Ex-Libris
  • タイトル:マネー・ボール〔完全版〕
  • 著者:マイケル・ルイス (著), 中山宥 (翻訳)
  • 出版社:早川書房
  • 形態・レーベル:ハヤカワノンフィクション文庫
  • 価格:¥987+税
  • 発売日:2013/04/10

読了。

「ビッグデータ」がバズワードとして流行して、統計が実は非常に強力な武器だと皆が気付き始めたこの時代。旧態依然として勘に頼り切った米メジャーリーグを舞台に異端児の快進撃を描いた必読…とか適当に宣伝を並べることも考えたが、実際にはちょっと切り口は違う。
全体としてはアスレチックスの「ビズ」の仕切りを中心に、ゼネラルマネージャーのビリー・ビーンの過去が少し、野球界のデータの扱いなどを絡めて進む。
もっとも、野球界のあまりの石頭に著者が失望したと言い切るだけあって、アスレチックス以外の話は出てこない。メジャーリーグ全体を俯瞰したければ別の本を当たるべきだろう。

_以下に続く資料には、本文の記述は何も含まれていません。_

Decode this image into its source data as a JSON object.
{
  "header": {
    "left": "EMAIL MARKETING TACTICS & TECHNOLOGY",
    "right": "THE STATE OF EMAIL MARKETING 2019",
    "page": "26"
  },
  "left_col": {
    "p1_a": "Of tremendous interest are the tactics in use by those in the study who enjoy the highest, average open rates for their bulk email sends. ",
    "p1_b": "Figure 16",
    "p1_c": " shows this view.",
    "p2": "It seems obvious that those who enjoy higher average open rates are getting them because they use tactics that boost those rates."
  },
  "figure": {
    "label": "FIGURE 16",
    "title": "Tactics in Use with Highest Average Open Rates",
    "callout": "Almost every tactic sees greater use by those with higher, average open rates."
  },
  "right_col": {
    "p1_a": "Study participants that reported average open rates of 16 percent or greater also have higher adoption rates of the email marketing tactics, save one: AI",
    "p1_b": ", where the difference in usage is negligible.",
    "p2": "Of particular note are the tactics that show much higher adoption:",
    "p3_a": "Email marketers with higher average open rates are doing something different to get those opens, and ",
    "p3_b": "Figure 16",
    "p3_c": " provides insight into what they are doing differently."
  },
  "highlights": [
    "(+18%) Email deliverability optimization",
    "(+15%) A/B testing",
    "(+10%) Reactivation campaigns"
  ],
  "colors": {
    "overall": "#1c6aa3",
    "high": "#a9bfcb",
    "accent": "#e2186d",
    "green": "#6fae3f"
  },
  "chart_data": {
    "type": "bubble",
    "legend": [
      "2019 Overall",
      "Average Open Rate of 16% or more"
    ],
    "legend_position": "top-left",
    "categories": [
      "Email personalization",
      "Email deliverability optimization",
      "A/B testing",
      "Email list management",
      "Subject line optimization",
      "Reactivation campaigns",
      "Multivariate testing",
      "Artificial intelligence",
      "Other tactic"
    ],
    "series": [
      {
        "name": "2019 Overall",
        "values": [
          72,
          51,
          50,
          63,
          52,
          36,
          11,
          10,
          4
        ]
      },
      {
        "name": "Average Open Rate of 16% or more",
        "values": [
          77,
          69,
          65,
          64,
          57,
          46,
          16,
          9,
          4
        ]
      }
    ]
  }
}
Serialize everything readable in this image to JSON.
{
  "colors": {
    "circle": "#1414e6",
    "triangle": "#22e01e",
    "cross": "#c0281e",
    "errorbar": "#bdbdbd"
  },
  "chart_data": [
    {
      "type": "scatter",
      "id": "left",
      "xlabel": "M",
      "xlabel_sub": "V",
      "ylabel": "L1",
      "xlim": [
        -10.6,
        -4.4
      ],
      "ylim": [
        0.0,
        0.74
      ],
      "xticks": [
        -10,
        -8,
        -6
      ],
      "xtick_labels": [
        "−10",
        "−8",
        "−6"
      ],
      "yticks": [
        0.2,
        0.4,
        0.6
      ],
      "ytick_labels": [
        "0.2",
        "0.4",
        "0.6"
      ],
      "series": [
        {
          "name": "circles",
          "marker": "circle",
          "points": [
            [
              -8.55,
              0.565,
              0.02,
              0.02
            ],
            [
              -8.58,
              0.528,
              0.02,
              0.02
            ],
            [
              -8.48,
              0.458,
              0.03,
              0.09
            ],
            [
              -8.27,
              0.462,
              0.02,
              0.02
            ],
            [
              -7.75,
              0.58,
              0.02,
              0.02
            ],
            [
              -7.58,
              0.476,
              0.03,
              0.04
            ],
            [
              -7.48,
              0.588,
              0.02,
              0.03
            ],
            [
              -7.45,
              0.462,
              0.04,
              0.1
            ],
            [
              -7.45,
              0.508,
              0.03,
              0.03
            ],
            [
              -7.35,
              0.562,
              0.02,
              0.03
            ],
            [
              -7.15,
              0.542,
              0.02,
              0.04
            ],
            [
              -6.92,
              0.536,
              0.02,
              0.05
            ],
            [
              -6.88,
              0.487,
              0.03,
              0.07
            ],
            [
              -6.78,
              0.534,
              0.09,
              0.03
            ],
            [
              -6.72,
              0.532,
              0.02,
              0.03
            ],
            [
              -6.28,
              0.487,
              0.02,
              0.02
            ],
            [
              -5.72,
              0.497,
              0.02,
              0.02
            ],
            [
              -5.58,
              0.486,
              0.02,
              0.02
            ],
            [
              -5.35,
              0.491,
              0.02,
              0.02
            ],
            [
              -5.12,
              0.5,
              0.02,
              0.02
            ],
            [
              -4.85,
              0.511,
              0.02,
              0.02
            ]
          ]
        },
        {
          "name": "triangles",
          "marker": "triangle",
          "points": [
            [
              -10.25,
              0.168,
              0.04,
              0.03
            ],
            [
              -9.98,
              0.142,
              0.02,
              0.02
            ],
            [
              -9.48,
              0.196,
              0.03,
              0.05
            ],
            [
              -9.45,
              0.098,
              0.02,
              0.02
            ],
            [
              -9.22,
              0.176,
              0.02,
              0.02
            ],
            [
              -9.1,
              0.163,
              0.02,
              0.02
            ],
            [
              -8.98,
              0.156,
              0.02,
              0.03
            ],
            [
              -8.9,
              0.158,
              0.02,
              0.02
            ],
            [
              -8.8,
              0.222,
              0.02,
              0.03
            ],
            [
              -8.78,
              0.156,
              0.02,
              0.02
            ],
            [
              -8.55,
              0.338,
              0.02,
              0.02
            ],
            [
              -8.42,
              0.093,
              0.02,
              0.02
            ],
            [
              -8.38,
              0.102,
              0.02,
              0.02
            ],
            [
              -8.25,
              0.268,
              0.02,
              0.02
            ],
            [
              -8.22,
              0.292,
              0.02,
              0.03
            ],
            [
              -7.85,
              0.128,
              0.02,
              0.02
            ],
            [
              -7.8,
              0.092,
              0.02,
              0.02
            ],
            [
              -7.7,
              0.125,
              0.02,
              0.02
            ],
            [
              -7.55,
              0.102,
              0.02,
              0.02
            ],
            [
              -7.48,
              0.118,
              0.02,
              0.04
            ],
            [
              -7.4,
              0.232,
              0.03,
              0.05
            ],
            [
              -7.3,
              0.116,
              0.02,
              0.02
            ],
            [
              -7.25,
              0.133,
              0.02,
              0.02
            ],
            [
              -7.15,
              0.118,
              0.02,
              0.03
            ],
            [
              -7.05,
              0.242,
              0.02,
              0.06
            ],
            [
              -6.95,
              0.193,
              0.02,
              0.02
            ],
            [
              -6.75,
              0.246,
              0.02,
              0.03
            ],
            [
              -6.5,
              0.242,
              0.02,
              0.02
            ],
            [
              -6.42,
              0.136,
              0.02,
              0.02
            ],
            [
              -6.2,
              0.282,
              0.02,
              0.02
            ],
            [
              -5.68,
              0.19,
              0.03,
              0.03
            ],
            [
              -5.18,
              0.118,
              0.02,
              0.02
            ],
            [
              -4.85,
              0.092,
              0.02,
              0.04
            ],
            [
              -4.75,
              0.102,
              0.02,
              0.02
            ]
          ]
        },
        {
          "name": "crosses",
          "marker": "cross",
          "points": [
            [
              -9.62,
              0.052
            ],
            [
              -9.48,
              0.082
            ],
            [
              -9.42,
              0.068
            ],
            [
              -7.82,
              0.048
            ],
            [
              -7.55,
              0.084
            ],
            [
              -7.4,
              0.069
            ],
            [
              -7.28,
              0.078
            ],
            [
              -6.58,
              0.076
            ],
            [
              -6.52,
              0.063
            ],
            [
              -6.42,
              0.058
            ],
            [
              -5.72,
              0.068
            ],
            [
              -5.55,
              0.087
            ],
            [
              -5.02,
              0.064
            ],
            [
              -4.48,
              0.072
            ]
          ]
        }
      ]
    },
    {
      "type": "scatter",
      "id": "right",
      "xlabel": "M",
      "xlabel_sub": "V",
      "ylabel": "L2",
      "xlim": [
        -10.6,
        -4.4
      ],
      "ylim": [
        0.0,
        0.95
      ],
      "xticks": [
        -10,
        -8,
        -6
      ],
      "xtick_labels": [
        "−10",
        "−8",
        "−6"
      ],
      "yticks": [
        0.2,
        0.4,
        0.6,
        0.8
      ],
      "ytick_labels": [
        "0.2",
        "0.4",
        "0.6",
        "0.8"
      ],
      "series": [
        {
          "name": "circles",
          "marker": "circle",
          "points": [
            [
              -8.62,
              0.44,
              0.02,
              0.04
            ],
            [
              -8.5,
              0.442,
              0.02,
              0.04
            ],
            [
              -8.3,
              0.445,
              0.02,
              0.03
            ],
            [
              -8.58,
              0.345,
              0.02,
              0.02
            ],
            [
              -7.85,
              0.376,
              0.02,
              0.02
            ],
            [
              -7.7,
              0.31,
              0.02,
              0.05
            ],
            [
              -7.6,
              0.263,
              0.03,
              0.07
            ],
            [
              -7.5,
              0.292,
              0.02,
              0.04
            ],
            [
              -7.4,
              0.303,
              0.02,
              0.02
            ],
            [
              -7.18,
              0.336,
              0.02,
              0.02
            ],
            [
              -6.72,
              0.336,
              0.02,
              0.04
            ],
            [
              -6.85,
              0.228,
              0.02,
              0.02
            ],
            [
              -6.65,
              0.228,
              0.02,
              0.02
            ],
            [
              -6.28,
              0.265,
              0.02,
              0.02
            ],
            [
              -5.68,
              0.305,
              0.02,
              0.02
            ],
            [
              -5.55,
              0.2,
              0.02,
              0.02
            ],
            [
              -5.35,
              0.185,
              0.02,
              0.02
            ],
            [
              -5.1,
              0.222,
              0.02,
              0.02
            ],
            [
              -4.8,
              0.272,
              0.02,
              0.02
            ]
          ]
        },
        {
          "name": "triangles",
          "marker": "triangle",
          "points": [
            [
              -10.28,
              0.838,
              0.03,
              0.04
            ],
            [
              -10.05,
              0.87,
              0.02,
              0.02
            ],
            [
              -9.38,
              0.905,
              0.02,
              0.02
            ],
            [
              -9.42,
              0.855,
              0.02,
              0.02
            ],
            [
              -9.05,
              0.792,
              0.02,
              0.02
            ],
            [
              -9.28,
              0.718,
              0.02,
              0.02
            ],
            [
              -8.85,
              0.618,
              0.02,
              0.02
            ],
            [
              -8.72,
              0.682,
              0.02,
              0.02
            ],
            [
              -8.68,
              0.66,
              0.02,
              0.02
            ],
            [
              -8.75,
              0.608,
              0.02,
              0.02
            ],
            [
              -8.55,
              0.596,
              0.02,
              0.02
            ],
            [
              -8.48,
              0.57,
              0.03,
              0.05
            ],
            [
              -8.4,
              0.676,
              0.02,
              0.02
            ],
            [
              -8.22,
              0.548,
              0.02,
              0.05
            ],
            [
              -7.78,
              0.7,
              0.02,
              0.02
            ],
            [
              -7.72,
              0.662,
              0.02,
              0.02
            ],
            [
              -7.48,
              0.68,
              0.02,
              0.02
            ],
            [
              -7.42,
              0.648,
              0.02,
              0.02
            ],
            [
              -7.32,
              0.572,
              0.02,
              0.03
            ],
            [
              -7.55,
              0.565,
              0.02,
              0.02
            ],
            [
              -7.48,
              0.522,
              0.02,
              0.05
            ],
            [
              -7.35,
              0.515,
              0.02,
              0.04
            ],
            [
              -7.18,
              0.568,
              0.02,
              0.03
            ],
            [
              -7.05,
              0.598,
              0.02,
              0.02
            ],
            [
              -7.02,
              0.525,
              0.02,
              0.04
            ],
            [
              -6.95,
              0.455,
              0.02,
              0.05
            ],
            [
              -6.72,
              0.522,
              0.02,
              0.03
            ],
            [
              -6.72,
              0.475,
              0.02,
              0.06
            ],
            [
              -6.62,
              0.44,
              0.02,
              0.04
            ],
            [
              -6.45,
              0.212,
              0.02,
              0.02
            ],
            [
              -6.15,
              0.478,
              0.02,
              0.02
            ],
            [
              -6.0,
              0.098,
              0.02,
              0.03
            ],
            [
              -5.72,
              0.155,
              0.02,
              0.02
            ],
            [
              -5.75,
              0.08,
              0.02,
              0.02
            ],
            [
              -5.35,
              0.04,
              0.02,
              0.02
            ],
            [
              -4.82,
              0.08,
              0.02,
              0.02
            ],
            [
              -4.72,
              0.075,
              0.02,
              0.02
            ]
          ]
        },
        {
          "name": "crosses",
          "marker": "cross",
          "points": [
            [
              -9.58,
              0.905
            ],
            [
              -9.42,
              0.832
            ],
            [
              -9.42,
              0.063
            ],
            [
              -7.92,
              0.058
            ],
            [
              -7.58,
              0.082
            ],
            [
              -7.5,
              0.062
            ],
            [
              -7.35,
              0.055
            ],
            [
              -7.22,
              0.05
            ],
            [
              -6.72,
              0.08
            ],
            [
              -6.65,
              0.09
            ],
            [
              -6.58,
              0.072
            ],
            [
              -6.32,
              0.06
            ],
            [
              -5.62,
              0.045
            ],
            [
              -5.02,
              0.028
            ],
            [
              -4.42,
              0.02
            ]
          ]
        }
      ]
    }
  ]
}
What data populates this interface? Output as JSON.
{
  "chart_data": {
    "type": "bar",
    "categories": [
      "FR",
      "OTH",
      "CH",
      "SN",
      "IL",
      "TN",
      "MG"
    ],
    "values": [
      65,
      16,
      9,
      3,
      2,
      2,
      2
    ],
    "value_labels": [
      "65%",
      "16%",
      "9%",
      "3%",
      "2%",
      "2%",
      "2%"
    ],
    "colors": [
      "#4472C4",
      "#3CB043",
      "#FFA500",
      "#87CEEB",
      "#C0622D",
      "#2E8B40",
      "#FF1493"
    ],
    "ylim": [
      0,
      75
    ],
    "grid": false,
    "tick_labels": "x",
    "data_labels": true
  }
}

確かにそれまでデータを読もうとせず、のみならず結果を示してすら受け入れを拒む理解しがたい頑迷な世界ではある。そこでしたたかに立ち回る面白さは本題ではある。
だが、統計学を武器にした勝利劇と言うよりは、過去の挫折を抱えた「傷物」達の生き方という行間がまた味わい深い。